Across the globe the word on everybody’s lips is ‘poetry’ as communities come together to celebrate UNESCO World Poetry Day.
Nottingham joins the rest of the world in embracing the art of poetry. Whether professional or amateur, the day gives the chance for people throughout the globe to come together and practice the craft.
According to UNESCO‘s website “Poetry reaffirms our common humanity by revealing to us that individuals, everywhere in the world, share the same questions and feelings.”
Throughout the city a wide range of activities will be taking place including ‘Poetry Is Dead Good’ – a night of spoken word in the Hockley area of the city. The evening sees poets of all ages and backgrounds pick up a mic to show off their skills for their 32nd event.

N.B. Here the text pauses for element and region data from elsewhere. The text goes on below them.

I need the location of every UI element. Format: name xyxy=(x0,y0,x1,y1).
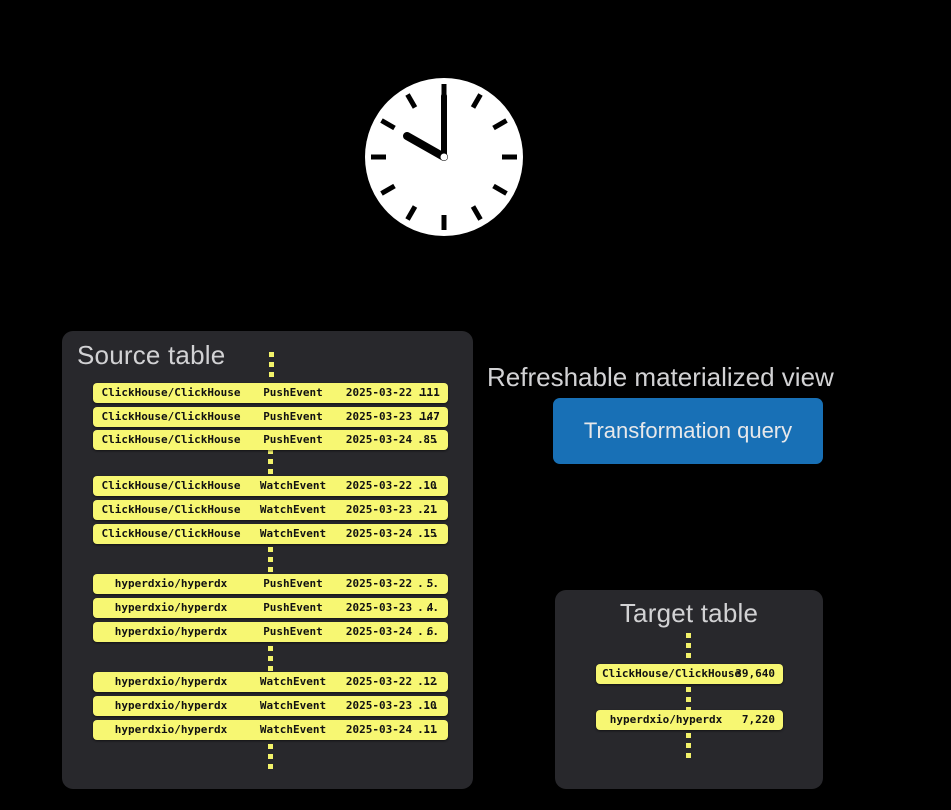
source-cell-more: ... xyxy=(417,723,440,736)
source-cell-event-type: WatchEvent xyxy=(259,699,327,712)
source-cell-more: ... xyxy=(417,675,440,688)
source-cell-more: ... xyxy=(417,433,440,446)
source-cell-repository: ClickHouse/ClickHouse xyxy=(101,503,241,516)
source-cell-event-type: PushEvent xyxy=(263,386,323,399)
source-cell-repository: hyperdxio/hyperdx xyxy=(114,601,228,614)
clock-ten-oclock-icon xyxy=(365,78,523,236)
target-cell-total: 7,220 xyxy=(741,713,775,726)
source-cell-count: 111 xyxy=(420,386,440,399)
source-table-row: hyperdxio/hyperdx WatchEvent 2025-03-23 10.… xyxy=(93,696,448,716)
target-row-ellipsis xyxy=(686,733,691,758)
source-cell-date: 2025-03-24 xyxy=(345,433,413,446)
target-cell-total: 39,640 xyxy=(735,667,775,680)
source-cell-more: ... xyxy=(417,479,440,492)
source-cell-date: 2025-03-22 xyxy=(345,675,413,688)
source-cell-repository: hyperdxio/hyperdx xyxy=(114,723,228,736)
target-cell-repository: hyperdxio/hyperdx xyxy=(609,713,723,726)
source-cell-count: 10 xyxy=(423,479,437,492)
source-cell-count: 11 xyxy=(423,723,437,736)
source-cell-event-type: PushEvent xyxy=(263,577,323,590)
transformation-query-label: Transformation query xyxy=(583,418,793,443)
transformation-query-box[interactable]: Transformation query xyxy=(553,398,823,464)
source-cell-date: 2025-03-22 xyxy=(345,479,413,492)
target-row-ellipsis xyxy=(686,687,691,712)
source-cell-more: ... xyxy=(417,527,440,540)
source-cell-repository: ClickHouse/ClickHouse xyxy=(101,410,241,423)
source-table-title: Source table xyxy=(77,340,226,370)
source-cell-date: 2025-03-22 xyxy=(345,386,413,399)
source-cell-event-type: PushEvent xyxy=(263,410,323,423)
source-cell-event-type: WatchEvent xyxy=(259,479,327,492)
source-table-row: hyperdxio/hyperdx WatchEvent 2025-03-24 11.… xyxy=(93,720,448,740)
source-cell-repository: hyperdxio/hyperdx xyxy=(114,625,228,638)
source-cell-repository: ClickHouse/ClickHouse xyxy=(101,386,241,399)
source-table-row: ClickHouse/ClickHouse WatchEvent 2025-03-2… xyxy=(93,476,448,496)
source-table-row: hyperdxio/hyperdx WatchEvent 2025-03-22 12.… xyxy=(93,672,448,692)
source-cell-event-type: WatchEvent xyxy=(259,503,327,516)
target-table-panel: Target table ClickHouse/ClickHouse 39,640… xyxy=(555,590,823,789)
source-cell-count: 21 xyxy=(423,503,437,516)
source-cell-more: ... xyxy=(417,503,440,516)
source-table-row: ClickHouse/ClickHouse PushEvent 2025-03-23… xyxy=(93,407,448,427)
source-cell-more: ... xyxy=(417,601,440,614)
source-cell-date: 2025-03-23 xyxy=(345,410,413,423)
source-cell-count: 6 xyxy=(426,625,434,638)
source-row-ellipsis xyxy=(268,449,273,474)
source-cell-repository: hyperdxio/hyperdx xyxy=(114,699,228,712)
source-table-row: hyperdxio/hyperdx PushEvent 2025-03-24 6... xyxy=(93,622,448,642)
source-cell-event-type: WatchEvent xyxy=(259,527,327,540)
source-cell-date: 2025-03-23 xyxy=(345,699,413,712)
source-cell-more: ... xyxy=(417,386,440,399)
source-cell-count: 85 xyxy=(423,433,437,446)
source-cell-count: 12 xyxy=(423,675,437,688)
target-row-ellipsis xyxy=(686,633,691,658)
source-cell-event-type: PushEvent xyxy=(263,601,323,614)
target-cell-repository: ClickHouse/ClickHouse xyxy=(602,667,742,680)
source-row-ellipsis xyxy=(269,352,274,377)
clock-hour-hand xyxy=(403,132,448,161)
source-cell-more: ... xyxy=(417,625,440,638)
source-row-ellipsis xyxy=(268,547,273,572)
source-cell-repository: ClickHouse/ClickHouse xyxy=(101,479,241,492)
source-cell-event-type: WatchEvent xyxy=(259,723,327,736)
source-cell-event-type: PushEvent xyxy=(263,625,323,638)
source-cell-count: 4 xyxy=(426,601,434,614)
source-table-row: ClickHouse/ClickHouse WatchEvent 2025-03-2… xyxy=(93,500,448,520)
source-cell-date: 2025-03-23 xyxy=(345,601,413,614)
source-cell-more: ... xyxy=(417,410,440,423)
source-cell-repository: ClickHouse/ClickHouse xyxy=(101,433,241,446)
source-table-panel: Source table ClickHouse/ClickHouse PushEv… xyxy=(62,331,473,789)
target-table-title: Target table xyxy=(619,598,759,628)
source-row-ellipsis xyxy=(268,744,273,769)
source-table-row: hyperdxio/hyperdx PushEvent 2025-03-23 4... xyxy=(93,598,448,618)
source-cell-repository: hyperdxio/hyperdx xyxy=(114,577,228,590)
source-table-row: ClickHouse/ClickHouse PushEvent 2025-03-24… xyxy=(93,430,448,450)
source-table-row: ClickHouse/ClickHouse PushEvent 2025-03-22… xyxy=(93,383,448,403)
source-cell-count: 147 xyxy=(420,410,440,423)
target-table-row: hyperdxio/hyperdx 7,220 xyxy=(596,710,783,730)
target-table-row: ClickHouse/ClickHouse 39,640 xyxy=(596,664,783,684)
source-cell-count: 10 xyxy=(423,699,437,712)
source-cell-count: 5 xyxy=(426,577,434,590)
source-cell-date: 2025-03-24 xyxy=(345,723,413,736)
source-cell-more: ... xyxy=(417,577,440,590)
source-table-row: ClickHouse/ClickHouse WatchEvent 2025-03-2… xyxy=(93,524,448,544)
source-cell-count: 15 xyxy=(423,527,437,540)
source-cell-event-type: PushEvent xyxy=(263,433,323,446)
schedule-clock xyxy=(364,74,524,240)
source-cell-repository: hyperdxio/hyperdx xyxy=(114,675,228,688)
source-cell-date: 2025-03-23 xyxy=(345,503,413,516)
source-cell-date: 2025-03-24 xyxy=(345,527,413,540)
source-table-row: hyperdxio/hyperdx PushEvent 2025-03-22 5... xyxy=(93,574,448,594)
refreshable-materialized-view-label: Refreshable materialized view xyxy=(487,362,834,392)
source-cell-repository: ClickHouse/ClickHouse xyxy=(101,527,241,540)
source-cell-more: ... xyxy=(417,699,440,712)
source-cell-date: 2025-03-24 xyxy=(345,625,413,638)
source-row-ellipsis xyxy=(268,646,273,671)
source-cell-event-type: WatchEvent xyxy=(259,675,327,688)
source-cell-date: 2025-03-22 xyxy=(345,577,413,590)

Leanne Moden recently performed at the monthly event, describing it as having “a nice and inclusive feel”.
Leanne is an ex poet Laureate for The Fens and has lived in Nottingham for the past 18 months. When she can, she spends her time performing at poetry slams and hosting open mic nights.
“It’s a means of getting poetry out to people who wouldn’t necessarily go to a spoken word event or pick up a poetry book”
Leanne moden, poet
At first she hid her passion from the people in her life.
“I was quite secretive about my poetry until I showed it to a friend of mine who said we needed to go to an open mic night. He secretly put my name down on the list without letting me know” said Leanne.
She didn’t let her nerves put her off. “I was absolutely terrified, but I got up on stage and I haven’t looked back since.”
Leanne believes that World Poetry Day makes the art form easily accessible to those who wouldn’t usually encounter it.
“It’s a means of getting poetry out to people who wouldn’t necessarily go to a spoken word event or pick up a poetry book. So being able to have poetry in places like newspapers or on the radio so that people can just catch a poem and maybe let it take them off in a different direction”.
March 21st has been UNESCO’s World Poetry Day since 1999.
The world famous poet Lord Byron is one of the many literary legends from Nottingham.
Some cafes offer a poem with their drinks on World Poetry Day
Lauren Elizabeth Day is studying English and Creative Writing at The University of Nottingham.
She says “Poetry is cathartic self expression, using emotive language to paint a thousand pictures.”